For teams managing multiple certificates at scale, review Sectigo's Managing Code Signing Certificates documentation to understand bulk operations and REST API enrollment as an alternative to form-based enrollment.
PRACTITIONER’S NOTE
The step that most consistently delays enterprise rollouts is not the CSR or the HSM - it is the account binding on the enrollment form. Many administrators create and save the enrollment form, then send an invitation without completing the Accounts → Add step. The invitation email goes out, the requester clicks the link, and the form either shows no available certificate profiles or returns a validation error.
Always verify the form is bound to an account with a valid certificate profile before sending a single invitation. Open the form in SCM, navigate to the Accounts tab, and confirm the account and profile appear in the list. Thirty seconds of verification here saves hours of troubleshooting later.
For EV certificates specifically, confirm organization validation approval has been received from Sectigo via email before you begin enrollment.

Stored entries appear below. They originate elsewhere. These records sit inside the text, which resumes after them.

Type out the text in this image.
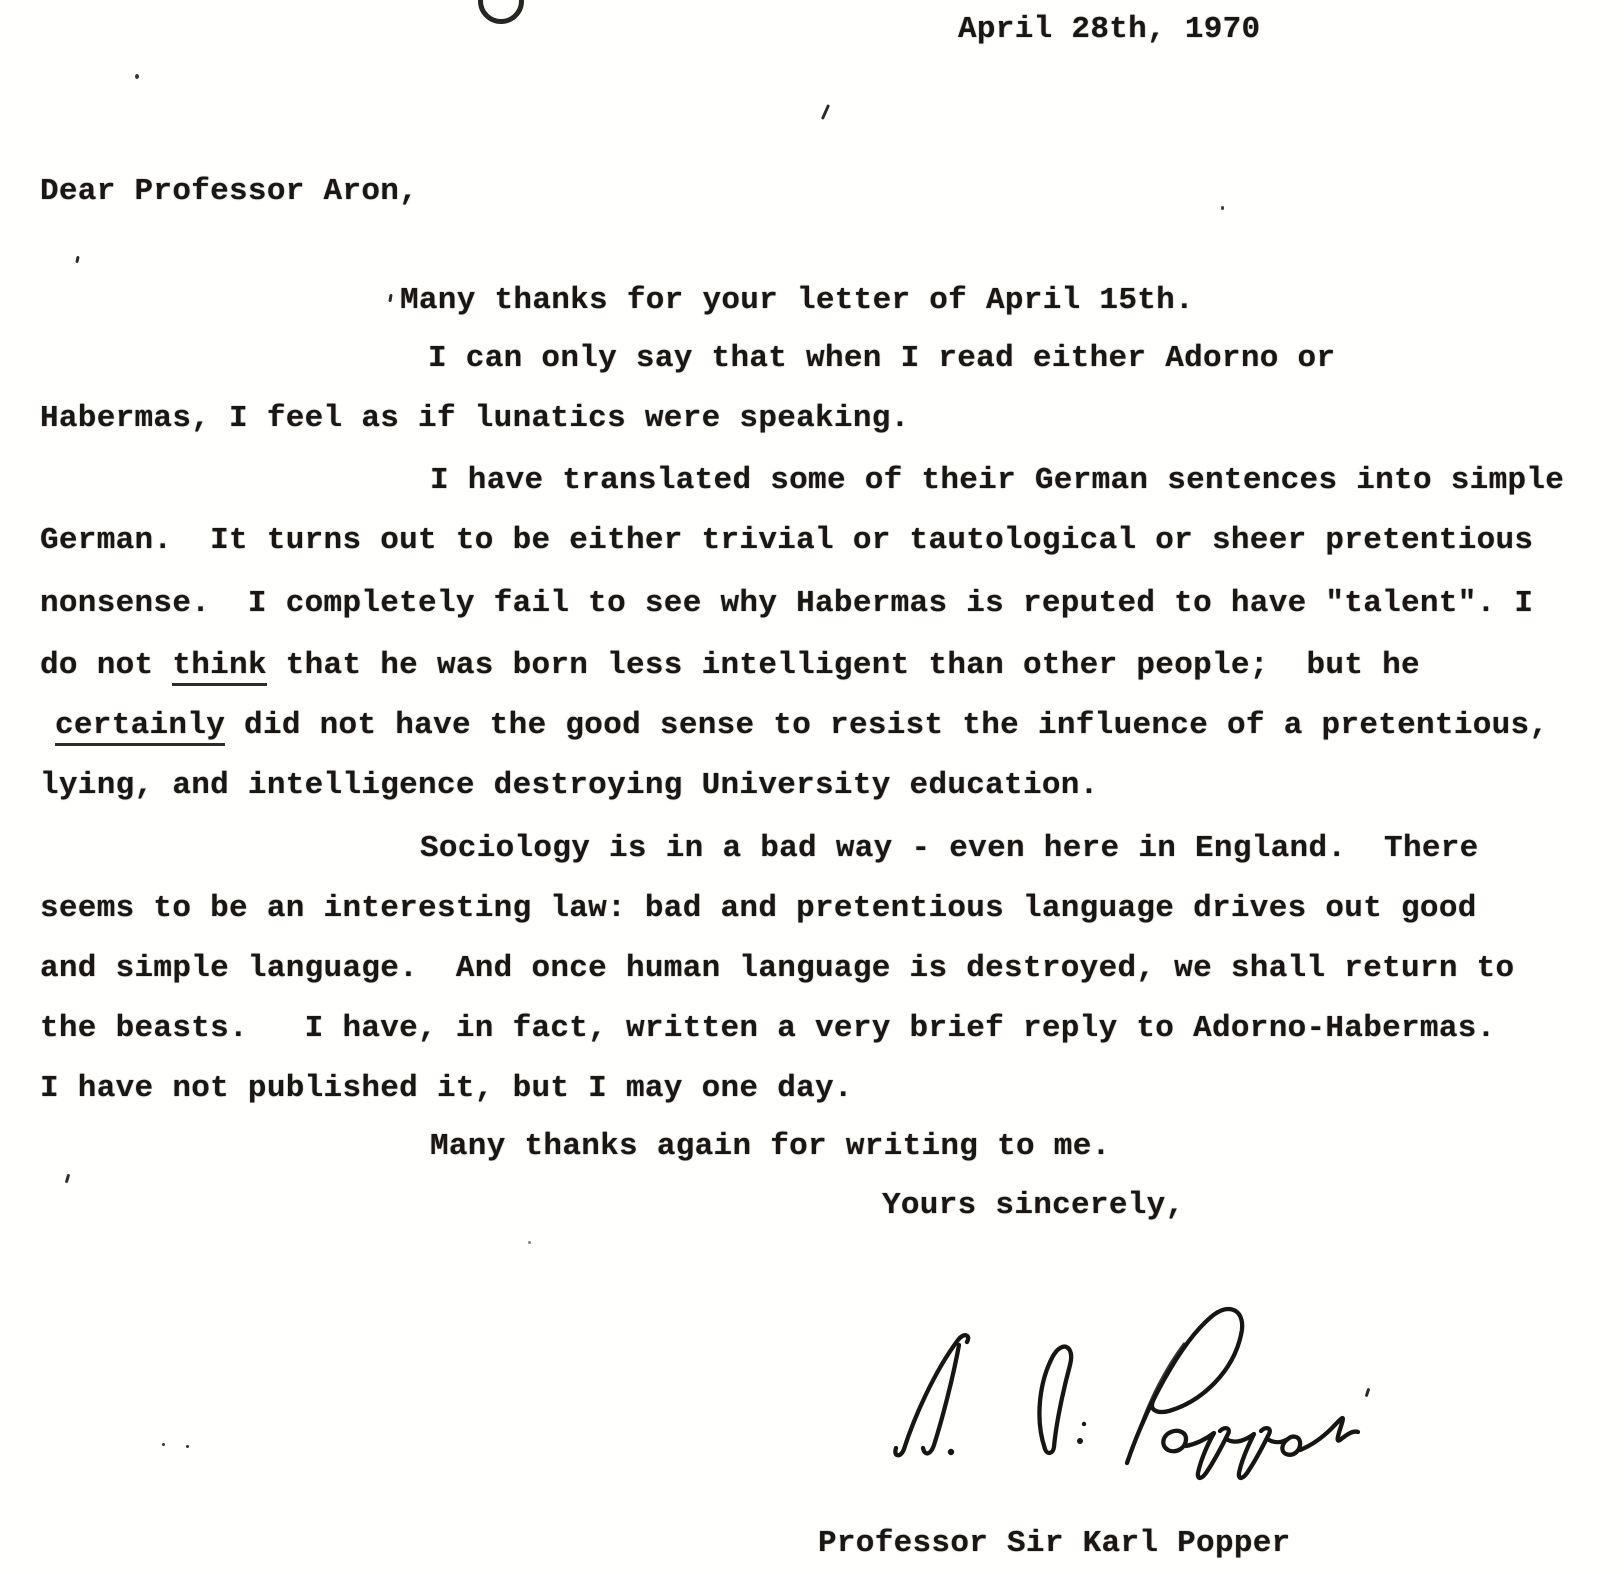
April 28th, 1970
Dear Professor Aron,
Many thanks for your letter of April 15th.
I can only say that when I read either Adorno or
Habermas, I feel as if lunatics were speaking.
I have translated some of their German sentences into simple
German.  It turns out to be either trivial or tautological or sheer pretentious
nonsense.  I completely fail to see why Habermas is reputed to have "talent". I
do not think that he was born less intelligent than other people;  but he
certainly did not have the good sense to resist the influence of a pretentious,
lying, and intelligence destroying University education.
Sociology is in a bad way - even here in England.  There
seems to be an interesting law: bad and pretentious language drives out good
and simple language.  And once human language is destroyed, we shall return to
the beasts.   I have, in fact, written a very brief reply to Adorno-Habermas.
I have not published it, but I may one day.
Many thanks again for writing to me.
Yours sincerely,
Professor Sir Karl Popper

Submitting an EV form with pending validation will not fail immediately — but the certificate will sit in a pending issuance state until validation clears, which creates confusion about whether the enrollment itself failed.

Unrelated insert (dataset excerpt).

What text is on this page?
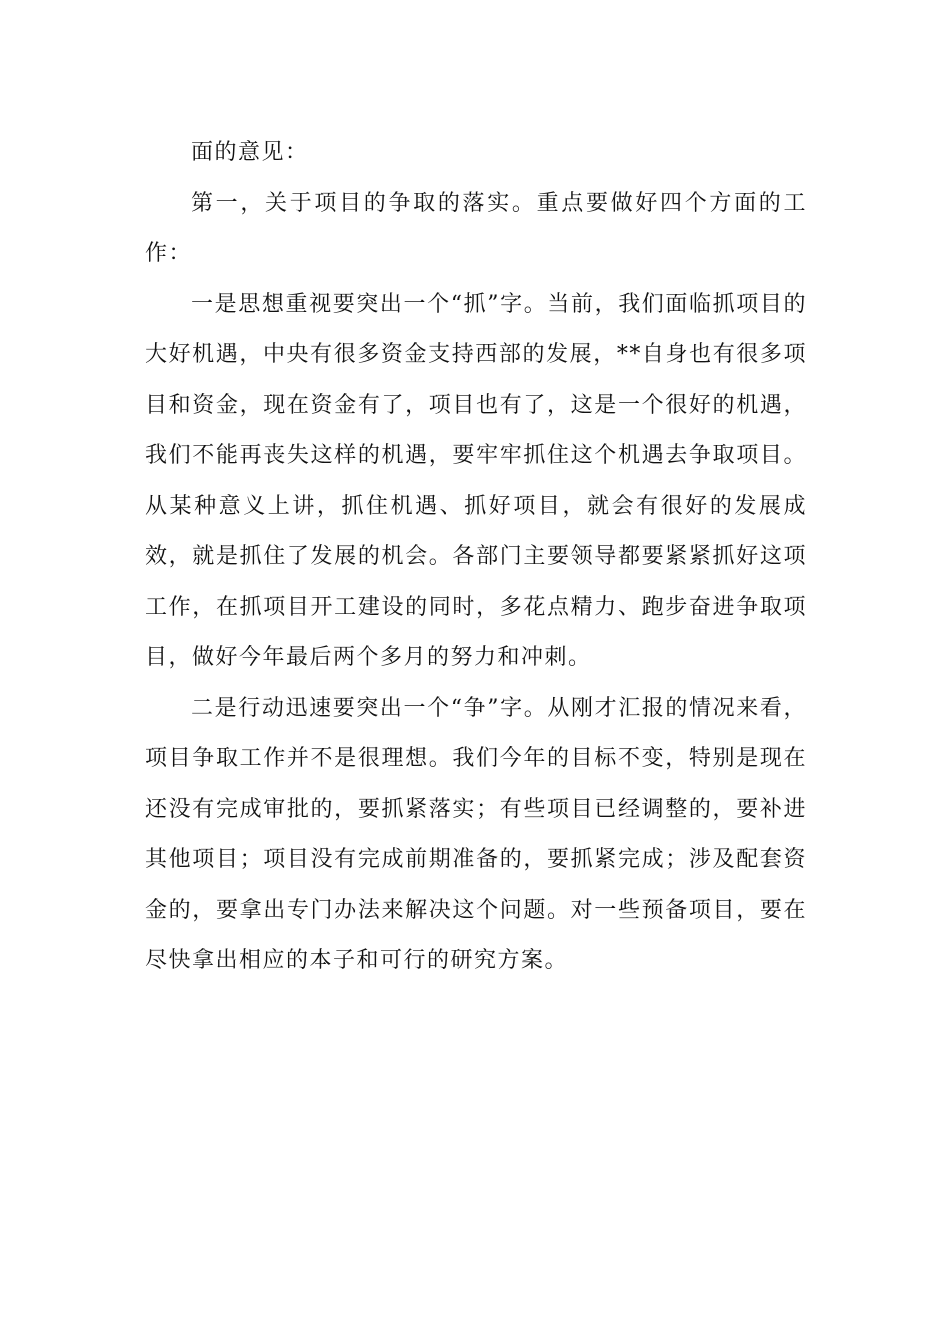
面的意见：

第一，关于项目的争取的落实。重点要做好四个方面的工作：

一是思想重视要突出一个“抓”字。当前，我们面临抓项目的大好机遇，中央有很多资金支持西部的发展，**自身也有很多项目和资金，现在资金有了，项目也有了，这是一个很好的机遇，我们不能再丧失这样的机遇，要牢牢抓住这个机遇去争取项目。从某种意义上讲，抓住机遇、抓好项目，就会有很好的发展成效，就是抓住了发展的机会。各部门主要领导都要紧紧抓好这项工作，在抓项目开工建设的同时，多花点精力、跑步奋进争取项目，做好今年最后两个多月的努力和冲刺。

二是行动迅速要突出一个“争”字。从刚才汇报的情况来看，项目争取工作并不是很理想。我们今年的目标不变，特别是现在还没有完成审批的，要抓紧落实；有些项目已经调整的，要补进其他项目；项目没有完成前期准备的，要抓紧完成；涉及配套资金的，要拿出专门办法来解决这个问题。对一些预备项目，要在尽快拿出相应的本子和可行的研究方案。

– PKI Security Administrator | Based on CA/Browser Forum CSBRs and Sectigo SCM Administrator Guide v1.4
Frequently Asked Questions
What role do I need in SCM to enroll a code signing certificate?
You need MRAO (Master Registration Authority Officer) administrator access. MRAO is the highest administrator role in SCM and is required to create certificate profiles and configure enrollment forms. Delegated administrators at lower privilege levels cannot complete the profile creation steps.

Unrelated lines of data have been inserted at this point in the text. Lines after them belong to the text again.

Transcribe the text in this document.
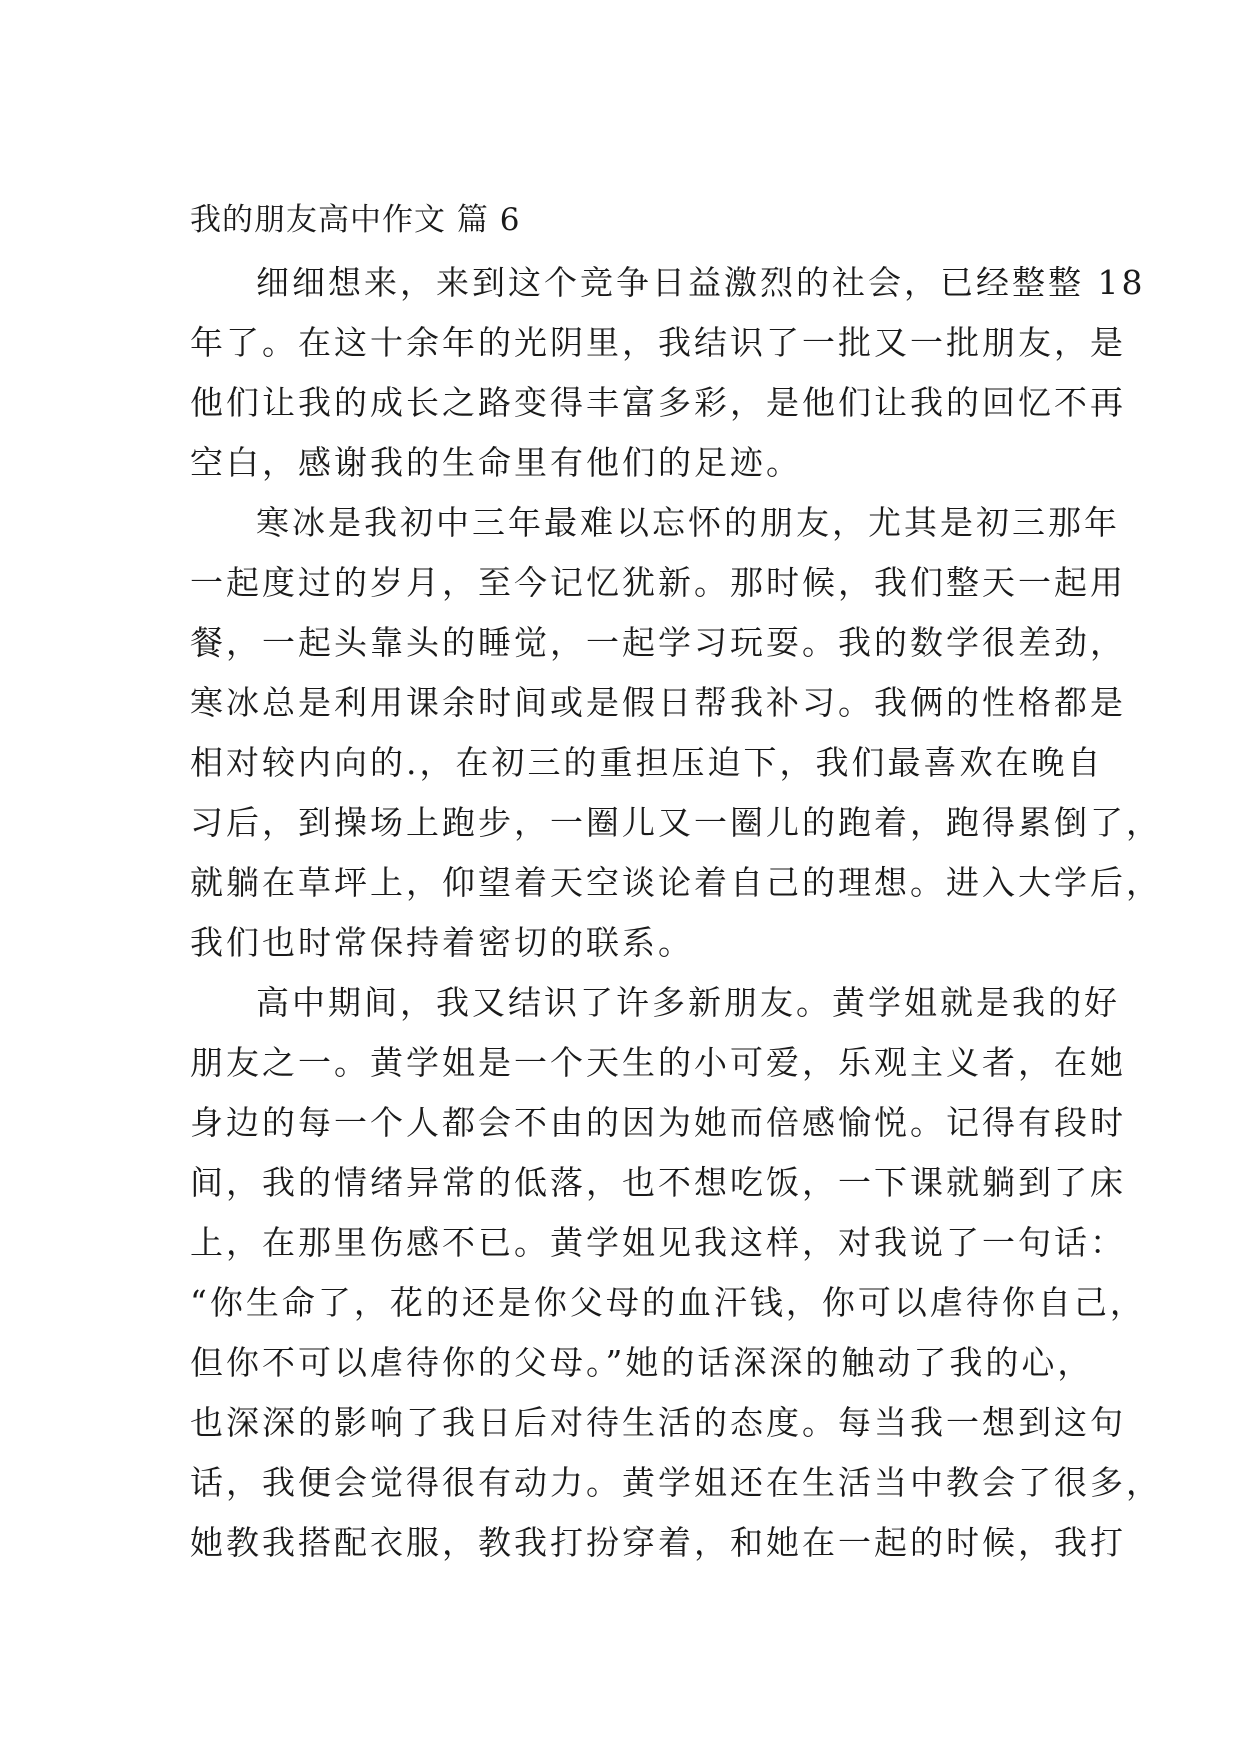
我的朋友高中作文 篇 6
细细想来，来到这个竞争日益激烈的社会，已经整整 18
年了。在这十余年的光阴里，我结识了一批又一批朋友，是
他们让我的成长之路变得丰富多彩，是他们让我的回忆不再
空白，感谢我的生命里有他们的足迹。
寒冰是我初中三年最难以忘怀的朋友，尤其是初三那年
一起度过的岁月，至今记忆犹新。那时候，我们整天一起用
餐，一起头靠头的睡觉，一起学习玩耍。我的数学很差劲，
寒冰总是利用课余时间或是假日帮我补习。我俩的性格都是
相对较内向的.，在初三的重担压迫下，我们最喜欢在晚自
习后，到操场上跑步，一圈儿又一圈儿的跑着，跑得累倒了，
就躺在草坪上，仰望着天空谈论着自己的理想。进入大学后，
我们也时常保持着密切的联系。
高中期间，我又结识了许多新朋友。黄学姐就是我的好
朋友之一。黄学姐是一个天生的小可爱，乐观主义者，在她
身边的每一个人都会不由的因为她而倍感愉悦。记得有段时
间，我的情绪异常的低落，也不想吃饭，一下课就躺到了床
上，在那里伤感不已。黄学姐见我这样，对我说了一句话：
“你生命了，花的还是你父母的血汗钱，你可以虐待你自己，
但你不可以虐待你的父母。”她的话深深的触动了我的心，
也深深的影响了我日后对待生活的态度。每当我一想到这句
话，我便会觉得很有动力。黄学姐还在生活当中教会了很多，
她教我搭配衣服，教我打扮穿着，和她在一起的时候，我打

Is Key Attestation mandatory for all SCM accounts?
Key Attestation is required only when your SCM account has been configured to enforce it. However, the underlying HSM requirement is universal: since June 1, 2023, the CA/Browser Forum Baseline Requirements for Code Signing Certificates mandate that all private keys be generated on a FIPS 140-2 Level 2 (or Common Criteria EAL 4+) certified hardware module, for both OV and EV certificates.
What CSR format does SCM require for code signing enrollment?
SCM requires a CSR in PEM (Privacy Enhanced Mail) format. This is a base64-encoded file that typically begins with "-----BEGIN CERTIFICATE REQUEST-----". DER-encoded CSRs are not accepted in the enrollment form and will return a format error.
Can the same certificate profile be used by multiple organizations?
No. A certificate profile must be individually delegated to each organization via Organization > Certificate Settings. When you save a profile, it is not automatically shared. Administrators managing multiple organizations must repeat the delegation step for each one.
What is the difference between Email Confirmation and Secret ID authentication on the enrollment form?
Email Confirmation sends a one-time link to the requester's inbox that they must verify before accessing the form - this suits most managed enterprise environments. Secret ID provides a static passphrase known to both the administrator and requester, which is more flexible for batch enrollments but carries a higher risk if the secret is shared insecurely.
Do I need to complete EV validation before creating the certificate profile?
No, you can create the EV profile at any time. But you cannot submit the enrollment form and receive an issued certificate until Sectigo has approved both the organization validation and the extended validation for your account. OV enrollment has no pre-approval requirement beyond having a valid SCM account and a configured profile.